When I was a freshman in college, for instance, I was jealous of dudes my girlfriend had slept with before I knew she walked the planet, because sex was new for me, a Big Deal, and I still kind of couldn't imagine it was a thing that women in general and she in particular were up for doing with me; today I literally couldn't imagine feeling like that about any woman, and laugh at that jittery, prying boy I once was. Of course, she had to date that jittery and prying boy—belated apologies, S, wherever you are!—which had its shortcomings. For her. For me. Helped set the expiration date of that fluttery union.

 

That's all easy for me to shrug off today—I was 17 then, am 39 now—but I've been on this site enough, and in life, to see plenty of men my age still acting that way about women, inside relationships.
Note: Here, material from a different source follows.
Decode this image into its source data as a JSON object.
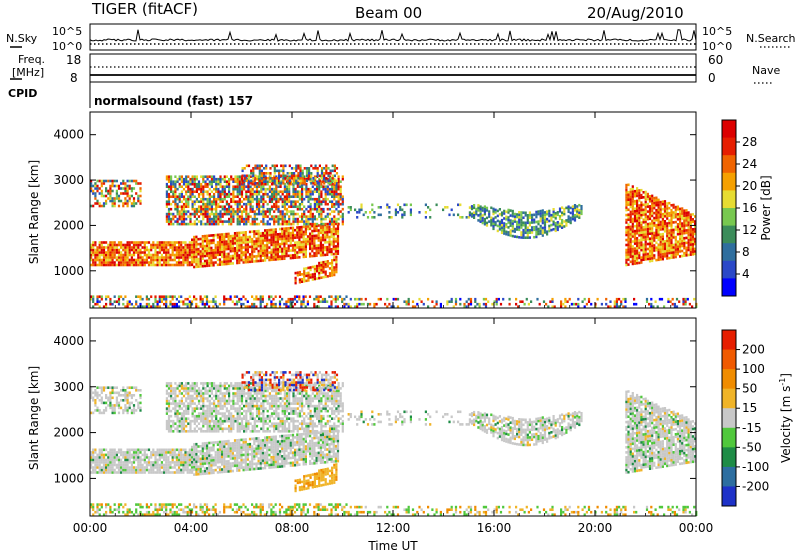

Jittery. Judgmental. Guided by insecurity, mistaking insecurity for connection, and looking for people who will validate that instead of outgrowing it. Seen women who operate much the same way and have dated some as an adult—for very, very brief periods. It can get nasty, and isn't a cakewalk even when it's pretty subtle. Let too much of things like jealousy, possessiveness, assumptions, suspicions, and insecurity into the thing we call love and you tend to get a love that curdles instead of simmers.

 

Point being, hopefully in all that going to "great length to avoid looking like a needy and controlling gf" you can become that, genuinely, with him. If not? That's generally either a sign that the match isn't right or that you've got some reflecting and growing to do, so you can be that person in general. I've long thought of anxiety as a great indicator of both those things in romance, rather than a sign that something special is happening.

 

That's not saying what you have is fragile or anything. Six months is new, and someone going away is hard. Just something to think about as the gears spin.